In a limited way, we also are trying to help. Faith continues to support pregnant mothers and newborns. She has delivered packages of clothing and baby supplies to 140 women. And through her initial contact, she has helped arrange for other needs of these women and their families — whether buying medicines, arranging special post-hospital care, paying funeral costs, transporting them to their camps, and even delivering food and mattresses to their homes.

Along with other responsibilities, I’ve been organizing volunteers for one of the camps which is sponsored by the Action by Churches Together/Orthodox Church’s Diaconia Agapes effort. Our seminarians have been going three times a week, setting up tents, sorting and distributing clothing, loading and unloading trucks, and simply interacting with the Kosovars. It’s been a blessed and educational experience both for our students and for the refugees. Also, a group of 25 students from our Orthodox University Group have been regularly going to play with the children, and to offer a loving witness among the people.

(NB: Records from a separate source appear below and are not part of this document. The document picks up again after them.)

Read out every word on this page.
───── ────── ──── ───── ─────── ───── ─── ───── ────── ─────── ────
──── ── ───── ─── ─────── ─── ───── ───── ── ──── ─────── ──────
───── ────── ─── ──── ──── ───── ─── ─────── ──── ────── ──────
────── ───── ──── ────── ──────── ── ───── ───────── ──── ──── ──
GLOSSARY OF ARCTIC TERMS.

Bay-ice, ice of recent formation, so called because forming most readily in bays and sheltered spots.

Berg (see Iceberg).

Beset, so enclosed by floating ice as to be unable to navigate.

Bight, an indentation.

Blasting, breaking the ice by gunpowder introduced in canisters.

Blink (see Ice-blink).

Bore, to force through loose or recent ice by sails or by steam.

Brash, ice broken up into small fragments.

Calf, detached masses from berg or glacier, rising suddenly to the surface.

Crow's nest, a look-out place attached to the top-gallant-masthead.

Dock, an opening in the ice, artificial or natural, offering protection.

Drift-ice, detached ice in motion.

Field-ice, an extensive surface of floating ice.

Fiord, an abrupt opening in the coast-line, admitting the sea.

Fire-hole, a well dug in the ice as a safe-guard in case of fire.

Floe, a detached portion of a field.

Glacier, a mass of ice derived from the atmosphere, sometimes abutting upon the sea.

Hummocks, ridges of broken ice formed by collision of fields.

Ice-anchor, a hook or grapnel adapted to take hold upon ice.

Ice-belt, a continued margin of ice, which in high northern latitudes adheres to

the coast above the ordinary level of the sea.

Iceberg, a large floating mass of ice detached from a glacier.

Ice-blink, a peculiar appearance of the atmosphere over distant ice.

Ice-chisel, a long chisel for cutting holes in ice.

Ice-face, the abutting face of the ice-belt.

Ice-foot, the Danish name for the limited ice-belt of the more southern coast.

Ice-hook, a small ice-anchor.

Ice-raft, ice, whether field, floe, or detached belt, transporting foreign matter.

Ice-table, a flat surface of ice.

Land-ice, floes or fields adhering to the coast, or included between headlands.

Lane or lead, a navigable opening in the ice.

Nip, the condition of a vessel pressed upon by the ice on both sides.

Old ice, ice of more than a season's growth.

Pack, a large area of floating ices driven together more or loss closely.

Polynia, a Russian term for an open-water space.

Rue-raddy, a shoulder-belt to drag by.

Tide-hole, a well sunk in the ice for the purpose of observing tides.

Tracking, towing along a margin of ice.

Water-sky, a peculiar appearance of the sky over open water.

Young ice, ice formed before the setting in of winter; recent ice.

In another effort we organized, our seminarians prepared and distributed 25kg food and supply packages for more than 150 Kosovar families (approximately 1,700 persons) living in the village surrounding our seminary.

Next week, we plan on delivering mattresses, clothing and baby food to these same families.

And whenever we find time, we visit homes and deliver food packages, mattresses and blankets to the countless refugees throughout Tirana. Tonight, for example, we visited five houses where a total of 124 refugees live. Each home has a unique and often depressing story. Their needs are overwhelming and unending.

Our help is limited. And yet, we offer whatever we can. I’ve come to a new understanding of Christ’s words, “It is more blessed to give than to receive.” How blessed we truly are to be on the end which has, and to be able to give, as opposed to the side which waits, often with hunger and suffering, to receive.